The allegations against Mr Cuomo have renewed recent debate over the political future for liberal politicians accused of sexual misconduct – from Joe Biden during his campaign to Al Franken’s resignation from the Senate – and the stark contrast among Republicans like Donald Trump, whose lengthy history of alleged misconduct and abuse has not derailed his political ambitions.

White House Press Secretary Jen Psaki told reporters on Friday that the president “believes that every woman who’s come forward … deserves to have her voice heard, should be treated with respect and should be able to tell her story.”

The president supports the independent investigation from the state’s office of attorney general, she said.

New York congressman and Democratic Caucus chair Hakeem Jeffries stopped short of calling for Mr Cuomo’s resignation on Friday, saying that under the “very serious and deeply disturbing” allegations against him, and the investigations that they have prompted, “the governor must seriously consider whether he can continue to effectively lead the state.”

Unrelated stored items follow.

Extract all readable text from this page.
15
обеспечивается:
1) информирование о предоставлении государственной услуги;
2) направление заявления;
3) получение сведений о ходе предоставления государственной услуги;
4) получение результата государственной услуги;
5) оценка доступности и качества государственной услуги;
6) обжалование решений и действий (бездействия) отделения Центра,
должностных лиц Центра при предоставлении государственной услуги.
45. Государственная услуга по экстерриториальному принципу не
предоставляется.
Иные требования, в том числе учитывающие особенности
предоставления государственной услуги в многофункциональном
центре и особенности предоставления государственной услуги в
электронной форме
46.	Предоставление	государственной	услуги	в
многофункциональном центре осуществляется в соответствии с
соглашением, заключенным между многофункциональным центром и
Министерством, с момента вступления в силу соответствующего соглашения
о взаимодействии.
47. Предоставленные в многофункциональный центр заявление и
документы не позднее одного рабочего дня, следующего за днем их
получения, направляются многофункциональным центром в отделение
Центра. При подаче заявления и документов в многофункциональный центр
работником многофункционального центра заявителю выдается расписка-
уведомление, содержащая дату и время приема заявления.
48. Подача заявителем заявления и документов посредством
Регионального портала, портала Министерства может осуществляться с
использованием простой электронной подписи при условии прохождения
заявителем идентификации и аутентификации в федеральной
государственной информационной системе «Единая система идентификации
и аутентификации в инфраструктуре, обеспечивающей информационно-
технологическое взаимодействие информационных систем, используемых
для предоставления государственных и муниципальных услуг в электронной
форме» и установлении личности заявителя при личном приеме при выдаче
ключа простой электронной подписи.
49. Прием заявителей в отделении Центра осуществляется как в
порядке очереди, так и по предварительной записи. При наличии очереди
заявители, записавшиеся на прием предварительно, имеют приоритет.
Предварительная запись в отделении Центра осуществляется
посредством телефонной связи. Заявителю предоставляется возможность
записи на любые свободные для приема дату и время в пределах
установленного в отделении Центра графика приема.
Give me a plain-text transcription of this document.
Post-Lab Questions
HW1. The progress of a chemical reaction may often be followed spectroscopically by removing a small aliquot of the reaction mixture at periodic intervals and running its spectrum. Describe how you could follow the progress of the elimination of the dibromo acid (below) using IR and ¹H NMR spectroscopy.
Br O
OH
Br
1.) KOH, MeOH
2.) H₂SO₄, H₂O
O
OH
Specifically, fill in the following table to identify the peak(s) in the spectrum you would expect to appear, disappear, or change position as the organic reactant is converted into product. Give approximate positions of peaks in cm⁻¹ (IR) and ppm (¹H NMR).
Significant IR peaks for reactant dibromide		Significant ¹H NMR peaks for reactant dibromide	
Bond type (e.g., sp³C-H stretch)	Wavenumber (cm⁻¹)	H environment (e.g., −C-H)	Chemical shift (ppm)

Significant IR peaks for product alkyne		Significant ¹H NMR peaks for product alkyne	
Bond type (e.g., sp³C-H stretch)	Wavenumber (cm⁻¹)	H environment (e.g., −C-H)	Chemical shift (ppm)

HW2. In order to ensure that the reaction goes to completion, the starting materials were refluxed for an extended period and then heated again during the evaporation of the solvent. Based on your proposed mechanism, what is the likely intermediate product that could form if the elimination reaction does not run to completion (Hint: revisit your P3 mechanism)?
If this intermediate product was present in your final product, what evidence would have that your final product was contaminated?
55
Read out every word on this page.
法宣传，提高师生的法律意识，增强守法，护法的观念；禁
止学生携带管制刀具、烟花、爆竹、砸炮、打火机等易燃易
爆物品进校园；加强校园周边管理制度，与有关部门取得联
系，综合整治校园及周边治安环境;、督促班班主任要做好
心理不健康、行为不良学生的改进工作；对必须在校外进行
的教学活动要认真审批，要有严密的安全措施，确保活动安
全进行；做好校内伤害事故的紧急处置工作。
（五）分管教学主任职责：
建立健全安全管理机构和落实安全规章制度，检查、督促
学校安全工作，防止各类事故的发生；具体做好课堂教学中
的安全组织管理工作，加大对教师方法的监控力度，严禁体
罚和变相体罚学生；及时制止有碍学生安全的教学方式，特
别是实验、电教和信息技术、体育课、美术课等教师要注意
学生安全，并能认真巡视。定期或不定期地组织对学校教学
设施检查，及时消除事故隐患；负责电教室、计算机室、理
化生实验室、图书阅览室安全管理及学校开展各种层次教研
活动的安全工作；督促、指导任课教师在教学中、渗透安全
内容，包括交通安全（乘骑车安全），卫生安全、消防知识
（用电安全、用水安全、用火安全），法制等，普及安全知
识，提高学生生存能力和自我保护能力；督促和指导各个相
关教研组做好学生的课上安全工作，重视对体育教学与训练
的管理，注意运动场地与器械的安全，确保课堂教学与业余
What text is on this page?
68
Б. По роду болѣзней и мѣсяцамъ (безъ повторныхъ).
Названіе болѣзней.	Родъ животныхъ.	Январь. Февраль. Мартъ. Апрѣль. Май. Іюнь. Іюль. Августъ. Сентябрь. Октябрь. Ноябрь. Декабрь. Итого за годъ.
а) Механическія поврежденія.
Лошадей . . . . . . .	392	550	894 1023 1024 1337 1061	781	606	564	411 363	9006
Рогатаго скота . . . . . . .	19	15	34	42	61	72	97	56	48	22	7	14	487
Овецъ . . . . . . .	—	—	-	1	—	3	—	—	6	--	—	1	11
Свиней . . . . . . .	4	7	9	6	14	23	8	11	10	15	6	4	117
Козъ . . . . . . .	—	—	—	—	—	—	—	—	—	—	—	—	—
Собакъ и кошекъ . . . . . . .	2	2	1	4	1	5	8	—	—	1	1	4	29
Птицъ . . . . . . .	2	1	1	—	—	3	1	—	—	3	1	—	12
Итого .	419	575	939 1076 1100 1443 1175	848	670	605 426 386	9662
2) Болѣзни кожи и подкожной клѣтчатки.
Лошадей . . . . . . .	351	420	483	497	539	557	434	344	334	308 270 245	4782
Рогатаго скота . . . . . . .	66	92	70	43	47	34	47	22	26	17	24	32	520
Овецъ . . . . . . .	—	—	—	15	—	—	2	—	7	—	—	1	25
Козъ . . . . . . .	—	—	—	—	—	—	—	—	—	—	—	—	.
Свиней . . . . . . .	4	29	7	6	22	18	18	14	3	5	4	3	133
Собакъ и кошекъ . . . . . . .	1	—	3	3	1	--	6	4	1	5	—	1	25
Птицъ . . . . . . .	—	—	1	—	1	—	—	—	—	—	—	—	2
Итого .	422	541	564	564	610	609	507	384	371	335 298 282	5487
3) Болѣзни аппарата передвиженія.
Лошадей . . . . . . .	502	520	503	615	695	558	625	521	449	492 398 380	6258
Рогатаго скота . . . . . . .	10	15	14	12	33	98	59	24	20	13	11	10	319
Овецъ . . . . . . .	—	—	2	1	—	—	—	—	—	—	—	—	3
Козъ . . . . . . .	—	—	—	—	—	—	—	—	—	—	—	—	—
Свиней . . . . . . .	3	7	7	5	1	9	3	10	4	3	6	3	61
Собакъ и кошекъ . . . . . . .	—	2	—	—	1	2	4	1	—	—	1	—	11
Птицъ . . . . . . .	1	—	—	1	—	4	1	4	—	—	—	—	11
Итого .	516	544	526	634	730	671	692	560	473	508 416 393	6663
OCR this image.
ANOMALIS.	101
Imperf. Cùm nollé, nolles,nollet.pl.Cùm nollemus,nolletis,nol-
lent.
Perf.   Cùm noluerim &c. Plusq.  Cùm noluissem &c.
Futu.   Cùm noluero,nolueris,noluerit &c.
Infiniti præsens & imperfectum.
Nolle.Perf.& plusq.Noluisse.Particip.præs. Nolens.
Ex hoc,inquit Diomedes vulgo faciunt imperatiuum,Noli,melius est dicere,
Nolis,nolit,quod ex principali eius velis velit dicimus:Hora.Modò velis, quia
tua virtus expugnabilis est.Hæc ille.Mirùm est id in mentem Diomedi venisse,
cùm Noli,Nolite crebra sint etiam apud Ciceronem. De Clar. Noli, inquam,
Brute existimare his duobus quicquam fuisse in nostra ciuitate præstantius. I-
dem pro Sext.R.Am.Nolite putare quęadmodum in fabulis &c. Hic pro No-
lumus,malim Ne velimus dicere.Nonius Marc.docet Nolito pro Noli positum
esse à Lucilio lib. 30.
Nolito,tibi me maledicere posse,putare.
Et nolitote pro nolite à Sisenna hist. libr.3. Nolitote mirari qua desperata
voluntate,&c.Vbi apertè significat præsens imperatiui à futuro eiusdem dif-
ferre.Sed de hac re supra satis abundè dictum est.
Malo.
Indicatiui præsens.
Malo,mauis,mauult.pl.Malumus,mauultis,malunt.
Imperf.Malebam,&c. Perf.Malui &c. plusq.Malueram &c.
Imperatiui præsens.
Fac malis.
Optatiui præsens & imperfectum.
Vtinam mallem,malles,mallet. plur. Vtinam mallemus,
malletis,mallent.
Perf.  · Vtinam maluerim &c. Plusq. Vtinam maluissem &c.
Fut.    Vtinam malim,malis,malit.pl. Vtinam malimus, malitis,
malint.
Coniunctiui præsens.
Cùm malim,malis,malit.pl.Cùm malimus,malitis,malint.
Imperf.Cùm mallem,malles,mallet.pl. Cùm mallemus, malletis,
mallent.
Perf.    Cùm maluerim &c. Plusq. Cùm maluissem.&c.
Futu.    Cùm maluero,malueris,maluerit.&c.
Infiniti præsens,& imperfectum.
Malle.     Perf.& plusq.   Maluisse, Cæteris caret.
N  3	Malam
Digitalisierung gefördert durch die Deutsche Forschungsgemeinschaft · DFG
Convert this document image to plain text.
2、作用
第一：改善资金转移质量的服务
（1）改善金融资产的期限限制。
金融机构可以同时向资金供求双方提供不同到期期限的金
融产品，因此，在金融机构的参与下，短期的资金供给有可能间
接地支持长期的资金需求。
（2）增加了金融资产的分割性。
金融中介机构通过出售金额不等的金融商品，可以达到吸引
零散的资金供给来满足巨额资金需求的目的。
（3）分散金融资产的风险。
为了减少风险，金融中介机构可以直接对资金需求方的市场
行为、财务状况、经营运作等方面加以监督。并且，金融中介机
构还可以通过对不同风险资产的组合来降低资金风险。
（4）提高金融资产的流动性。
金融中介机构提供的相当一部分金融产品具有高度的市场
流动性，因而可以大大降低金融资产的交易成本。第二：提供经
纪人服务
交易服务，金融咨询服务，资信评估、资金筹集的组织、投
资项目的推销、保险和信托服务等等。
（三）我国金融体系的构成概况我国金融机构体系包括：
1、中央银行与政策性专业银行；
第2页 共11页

On Thursday, the state’s top Democrat in the state assembly launched a plan for a judiciary committee to begin an impeachment investigation.

Lawmakers have also cast doubt over the governor’s ability to lead the state – for which he published a book hailing his governance during the Covid-19 pandemic – after findings revealed that thousands of virus-linked deaths in nursing homes were not accurately reflected in the state’s data, threatening to undermine his reputation as the widely broadcast antidote to former president’s chaotic coronavirus briefings.

Despite mounting pressure to resign and a growing body of reporting that has detailed allegations against him, the governor has repeatedly rejected demands from his colleagues, insisting that members of his own party have bowed to “cancel culture” just days after he offered more conciliatory remarks for his behaviour.

Following several statements from members of Congress throughout the day, the governor announced a press briefing on Friday afternoon.

“I did not do what has been alleged. Period,” he announced. “I’m not going to resign.”

He pleaded for New Yorkers to “wait for the facts” as lawmakers and an independent investigation from state Attorney General Letitia James pursue their cases, which are likely to take months, as his accusers surface with their accounts of abuse, bullying and inappropriate behavior.

“Politicians who don’t know a single fact, but yet form a conclusion and an opinion are, in my opinion reckless and dangerous,” the governor said. “That is politics at its worst.”